HDFC Bank, the second largest private sector lender, reported only 3.8 per cent year-on-year rise in operating expenses during the third quarter. It allowed the bank improve its cost-to-income ratio to 42.7 per cent at the end of December 2013 from 47.2 per cent a year earlier.
Paresh Sukthankar, deputy managing director of HDFC Bank, said, "The revenue growth from interest and fee income helped our earnings. But profit was clearly boosted because of tight cost control. We were able to hold expenses’ growth under four per cent. We decided to tap into operating efficiency and focus on improving productivity. In this environment, it is natural to focus more on cost control.”
The bank's headcount has reduced by around 1,500 employees in the past year, which allowed it to cut staff cost from a year before. It closed the quarter with a workforce of 68,200.

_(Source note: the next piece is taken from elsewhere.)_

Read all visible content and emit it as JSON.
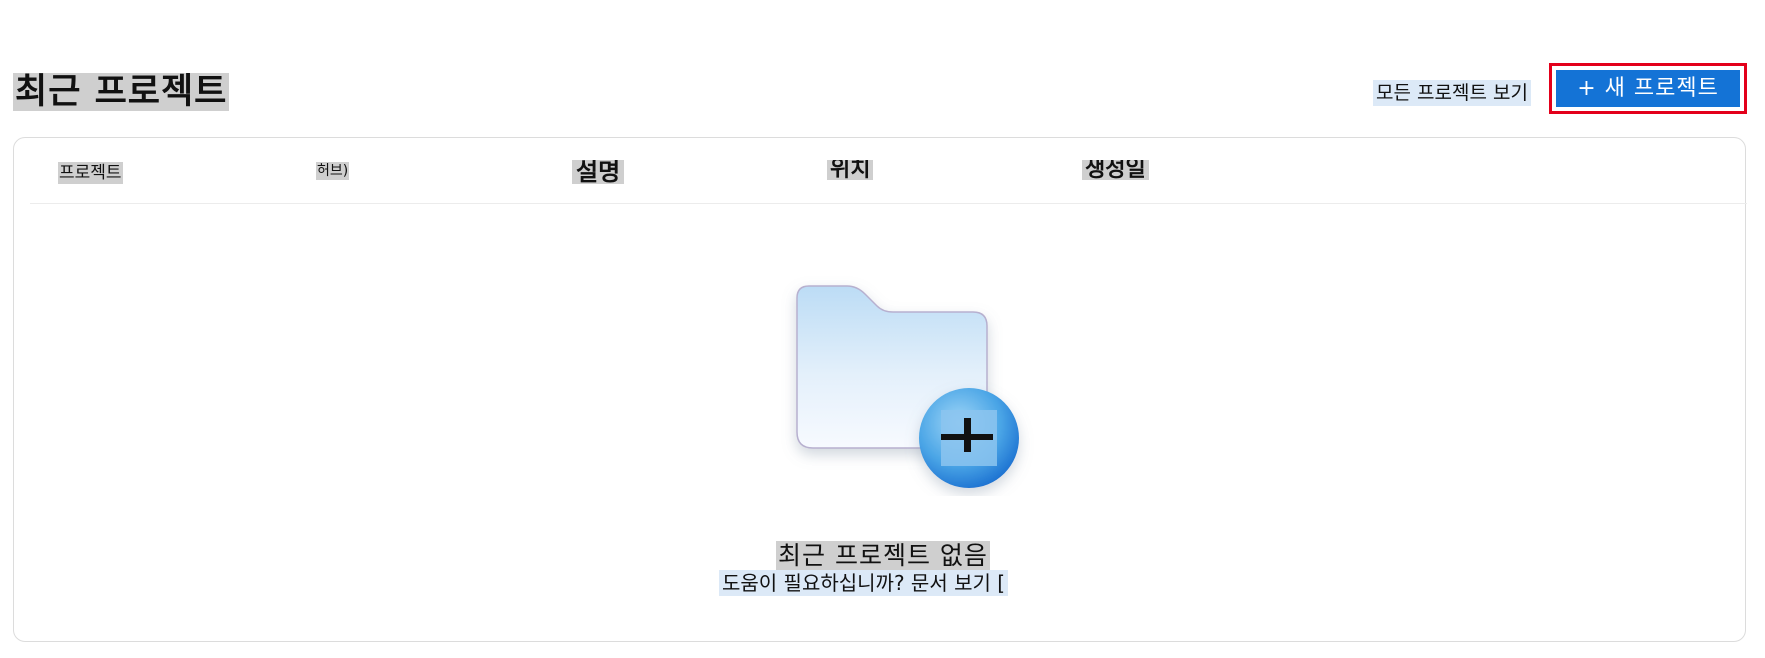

Axis Bank also managed to keep staff cost under control, despite employee count increasing by 5,000 in a year. The country’s third largest private sector bank’s staff cost increased by 6.5 per cent on a year-on-year basis in October-December, compared to the 13.5 per cent rise in the corresponding period of 2012-13.
"With slower growth in operating expenses, the bank's core operating profit and net profit have also shown healthy growth," Axis Bank said in its quarterly earnings statement.
The growth in operating expenses of IndusInd Bank has also slowed, to around 22 per cent from about 30 per cent, in the last few quarters. "Branch break-evens are reaching a stage that the ratio of the new branches to total branches is falling. When that happens, operating expense takes a downward trend," Romesh Sobti, managing director and chief executive told analysts after third quarter earnings.
The lender has also improved its cost-to-income ratio sequentially by 75-77 basis points. It is currently around 47 per cent and the bank aims to improve it to 45 per cent in 18-24 months.
"For a balanced universal bank like us, a cost-income ratio around 45 per cent would be sort of an ideal ratio. So, I think, sustainability is around the cost-income ratio. Operating expense will not see any large blips now and then," Sobti said.